The wine has made me raw and combative, on the brink. I don’t trust myself. I might say something, something too big to be said. If I say anything longer than “Yes,” “No,” or “Goodbye,” it will take all night and I will say it to anyone.

Do I hate these people? Do I hate the way they talk, act, look? Do I hate the grey-templed men who barrel their chests out of their camel blazers and back-slap and HAW-HAW-HAW over their shot glasses, their mouths yawping out of their Scotch-reddened faces? Do I hate the leathery-faced tennis club babes in the blonde newscaster coifs who gaze unsmilingly through the festivities like zoo lionesses jabbed with tranquilizer? Do I hate the Beautiful Children in their Beautiful Children clothes who already know the part they’re playing?

Do I hate the ones who truly believe nobody ever helped them, whose mental bio-pics of themselves conveniently write out of the script the inheritance, the annuity, the paid-for college education? Do I hate the ones who will never admit they can’t stand learning anything, that they’re too weak and frightened to examine those things over which they have no control?

Do I hate the odd few who really did claw their way to the top unaided, and now feel the need to mention this every five minutes in conversation? Who think that hard work is some sort of spiritual charge account on which they can rack up six digits’ worth of self-centered beliefs that the rest of us will end up paying for?

Yes. I hate them. I hate them. I hate being in their houses, I hate smiling for their photos, I hate the language they speak, the rewarded narcissism, the cheerful oblivion.

Why? What have they done to me?

Well, nothing really, they just offend me.

Wait. They did do something to me.

They acted as lightning rods for my family’s insecurities about themselves. They made us feel like shit. Of course, we let them, but it was a small town. There was nothing else to do. There was no clear path by which we could choose immunity to their games and demonstrate that openly without suffering consequences.

I hate them because they were in our house without physically being there, like dirty ghosts.

If in their presence I live up their scowling expectations of me, it’s because of my deep, inherent knowledge that I have no place in their world – less of a place than a total stranger would have. They could assume a total stranger would want to emulate and be like them.

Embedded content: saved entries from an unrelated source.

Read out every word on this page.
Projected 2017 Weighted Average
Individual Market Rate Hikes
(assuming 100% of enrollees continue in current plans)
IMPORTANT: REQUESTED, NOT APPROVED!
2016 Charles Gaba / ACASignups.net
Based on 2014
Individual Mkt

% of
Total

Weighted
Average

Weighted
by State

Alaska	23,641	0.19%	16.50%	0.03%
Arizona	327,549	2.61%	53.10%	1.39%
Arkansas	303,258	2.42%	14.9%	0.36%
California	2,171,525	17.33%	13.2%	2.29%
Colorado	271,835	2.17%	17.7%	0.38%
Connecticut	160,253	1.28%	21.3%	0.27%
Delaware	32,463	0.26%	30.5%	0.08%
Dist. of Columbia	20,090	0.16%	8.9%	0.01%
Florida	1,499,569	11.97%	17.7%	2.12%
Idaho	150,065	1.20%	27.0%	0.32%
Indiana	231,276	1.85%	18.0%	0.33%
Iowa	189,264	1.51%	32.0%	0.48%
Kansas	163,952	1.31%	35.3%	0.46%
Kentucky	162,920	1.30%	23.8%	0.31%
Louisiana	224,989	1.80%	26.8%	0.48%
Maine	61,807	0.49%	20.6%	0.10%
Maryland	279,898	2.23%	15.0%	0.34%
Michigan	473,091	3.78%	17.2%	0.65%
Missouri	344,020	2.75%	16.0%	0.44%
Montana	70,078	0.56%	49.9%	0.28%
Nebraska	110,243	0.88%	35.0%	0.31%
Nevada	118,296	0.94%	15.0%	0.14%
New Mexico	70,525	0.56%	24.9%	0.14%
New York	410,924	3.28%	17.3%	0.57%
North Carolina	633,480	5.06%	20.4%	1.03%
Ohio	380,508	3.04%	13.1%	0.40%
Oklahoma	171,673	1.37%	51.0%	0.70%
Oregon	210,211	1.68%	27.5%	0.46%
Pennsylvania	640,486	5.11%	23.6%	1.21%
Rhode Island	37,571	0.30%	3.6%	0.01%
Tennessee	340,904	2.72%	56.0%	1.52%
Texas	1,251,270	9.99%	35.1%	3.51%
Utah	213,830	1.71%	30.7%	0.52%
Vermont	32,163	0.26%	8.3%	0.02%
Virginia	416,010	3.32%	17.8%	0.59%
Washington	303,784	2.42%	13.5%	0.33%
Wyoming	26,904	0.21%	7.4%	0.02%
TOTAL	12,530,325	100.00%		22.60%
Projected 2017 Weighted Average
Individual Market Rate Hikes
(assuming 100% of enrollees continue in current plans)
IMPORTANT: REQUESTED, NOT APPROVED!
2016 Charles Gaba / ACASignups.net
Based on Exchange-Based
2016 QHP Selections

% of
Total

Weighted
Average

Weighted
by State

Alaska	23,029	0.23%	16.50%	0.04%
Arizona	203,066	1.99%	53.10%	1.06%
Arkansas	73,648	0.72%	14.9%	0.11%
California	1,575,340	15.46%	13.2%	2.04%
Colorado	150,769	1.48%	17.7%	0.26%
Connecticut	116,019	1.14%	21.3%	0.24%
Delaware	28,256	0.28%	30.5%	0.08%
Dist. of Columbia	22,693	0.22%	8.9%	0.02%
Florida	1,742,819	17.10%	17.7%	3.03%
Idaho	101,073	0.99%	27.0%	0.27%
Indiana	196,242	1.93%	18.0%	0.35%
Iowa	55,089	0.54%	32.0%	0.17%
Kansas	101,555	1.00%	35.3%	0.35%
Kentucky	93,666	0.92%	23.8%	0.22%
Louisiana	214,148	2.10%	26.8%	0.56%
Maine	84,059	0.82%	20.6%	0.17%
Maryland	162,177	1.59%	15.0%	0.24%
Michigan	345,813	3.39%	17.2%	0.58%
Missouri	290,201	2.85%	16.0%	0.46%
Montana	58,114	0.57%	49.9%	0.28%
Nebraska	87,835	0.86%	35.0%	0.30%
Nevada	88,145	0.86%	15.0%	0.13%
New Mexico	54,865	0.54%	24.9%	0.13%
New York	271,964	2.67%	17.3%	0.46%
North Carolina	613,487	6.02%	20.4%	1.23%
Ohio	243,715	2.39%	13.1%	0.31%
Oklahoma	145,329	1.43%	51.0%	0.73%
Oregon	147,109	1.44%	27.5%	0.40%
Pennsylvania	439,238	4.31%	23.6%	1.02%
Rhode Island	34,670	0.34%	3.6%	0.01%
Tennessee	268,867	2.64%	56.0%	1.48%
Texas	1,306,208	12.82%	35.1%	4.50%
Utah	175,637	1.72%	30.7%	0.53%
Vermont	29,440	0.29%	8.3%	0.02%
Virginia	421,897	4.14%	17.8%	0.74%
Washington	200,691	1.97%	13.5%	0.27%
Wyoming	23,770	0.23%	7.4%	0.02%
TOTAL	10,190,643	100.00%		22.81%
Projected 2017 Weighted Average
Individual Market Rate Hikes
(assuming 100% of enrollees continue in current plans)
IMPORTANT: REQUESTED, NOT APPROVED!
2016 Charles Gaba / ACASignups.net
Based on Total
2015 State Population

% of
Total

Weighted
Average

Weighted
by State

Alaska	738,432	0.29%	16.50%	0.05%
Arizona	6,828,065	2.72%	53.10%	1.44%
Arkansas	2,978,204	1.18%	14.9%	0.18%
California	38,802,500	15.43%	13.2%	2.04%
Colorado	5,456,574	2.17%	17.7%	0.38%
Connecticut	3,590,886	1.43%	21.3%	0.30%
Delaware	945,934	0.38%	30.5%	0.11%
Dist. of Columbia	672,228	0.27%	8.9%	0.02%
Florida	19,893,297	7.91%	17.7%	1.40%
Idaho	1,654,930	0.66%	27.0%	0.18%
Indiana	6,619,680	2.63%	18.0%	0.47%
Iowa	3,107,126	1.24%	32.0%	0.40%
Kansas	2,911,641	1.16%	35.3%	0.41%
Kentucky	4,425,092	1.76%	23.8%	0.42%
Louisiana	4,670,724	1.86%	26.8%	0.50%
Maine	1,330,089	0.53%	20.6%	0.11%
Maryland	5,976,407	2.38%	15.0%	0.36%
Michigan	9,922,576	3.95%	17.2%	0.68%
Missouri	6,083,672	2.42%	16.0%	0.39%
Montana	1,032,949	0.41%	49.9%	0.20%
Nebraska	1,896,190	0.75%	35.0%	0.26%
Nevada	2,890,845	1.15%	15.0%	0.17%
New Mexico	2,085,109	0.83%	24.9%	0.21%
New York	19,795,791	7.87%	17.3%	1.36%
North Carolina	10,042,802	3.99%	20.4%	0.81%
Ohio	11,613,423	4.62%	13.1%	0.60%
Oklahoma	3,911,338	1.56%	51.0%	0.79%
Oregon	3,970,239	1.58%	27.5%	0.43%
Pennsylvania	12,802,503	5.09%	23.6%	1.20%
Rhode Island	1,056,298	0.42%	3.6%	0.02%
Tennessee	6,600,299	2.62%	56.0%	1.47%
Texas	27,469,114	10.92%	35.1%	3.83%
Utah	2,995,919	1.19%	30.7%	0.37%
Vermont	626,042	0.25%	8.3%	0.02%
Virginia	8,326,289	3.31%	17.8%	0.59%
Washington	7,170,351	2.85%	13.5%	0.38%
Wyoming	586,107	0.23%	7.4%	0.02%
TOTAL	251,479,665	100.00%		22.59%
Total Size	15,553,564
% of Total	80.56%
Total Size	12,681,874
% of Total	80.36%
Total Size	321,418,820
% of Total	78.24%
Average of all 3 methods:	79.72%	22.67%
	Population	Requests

They can make no such assumption about me. I have had every opportunity, have been groomed in every aspect of my education and points of reference to – figuratively speaking – drive the Lexus.

I am not driving the Lexus. It is now clear, at my age, that I will never drive the Lexus. My family’s friends know where I live, they know how I work; I keep the details of my day-to-day life on the down-low and they accordingly imagine the worst. I am among them, but I am not of them, and nothing has really equipped them to deal with that.

Exactly why don’t I drive the Lexus? Because I can’t, or because I choose not to? This question plagues me, and every family gathering sends me into bouts of mental acrobatics trying to answer it.